24 Hour Quiz
Synopsis
24 facts about 24 Hour Quiz:
- It was hosted by Shaun Williamson, with Matt Brown taking late night shows.
- It aired on ITV for five weeks in spring 2004.
- Contestants lived in a small Quiz Pod around the clock.
- They faced questions from a disembodied voice for sixteen hours a day. These questions were not difficult.
- Money was paid for each correct answer, usually £1 per correct answer.
- If they wanted to sleep, or eat, or use the shower, that could cost them money.
- Some questions were for more than one quid.
- These were usually up when someone was eating or otherwise away from play.
- In spite of lasting all day, less than a quarter of the quizzing was shown live.
- Most of that was on digital sideline ITV2.
- Each day, someone could be removed from the pod.
- Hundreds of people queued at Endemol Towers each morning.
- Most of them never got past the front door, including everyone over 40.
- Fourteen made it onto ITV each lunchtime.
- They were whittled down to seven by a process we never understood.
- The seven became six based on quizzing and picking a team of three.

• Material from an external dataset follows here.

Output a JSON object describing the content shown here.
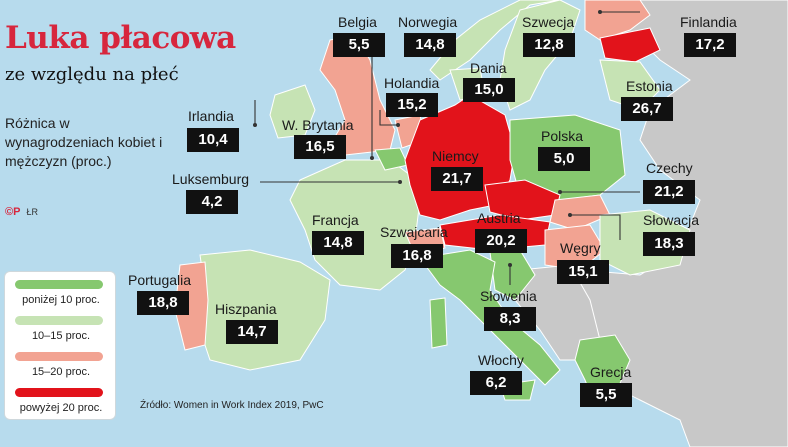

- The teams played off against the pod.
- Then each member of the winning team played off against each other.
- The winner played against the player from the pod who had performed least well in the two hours before transmission.
- There was something to do with Quiz Pod Passes that we never quite understood.
- The rules for this elimination and entry game changed almost every day.
- Amazingly, this didn't pull in the viewers.
- Originally scheduled for a seven week run, the show was pulled owing to poor viewing figures.
- The set looked great, though.
Trivia
Contestant Michael Parkinson (no relation to Michael Parkinson), a stripper, was accused of aggressive and threatening behaviour - not that surprising after Endemol supplied him with alcohol and shut him in a room smaller than a Big Brother cell. He was allowed to keep his £13,346 winnings and came back for the champions final. In 2008, he re-emerged as a contestant on Duel.
UTV viewers didn't take kindly to having this programme replace the daily lifestyle half-hour within UTV Live (which had been relegated to lunchtime, specifically for this show). Within several days, viewer protest had led to a scheduler's U-turn.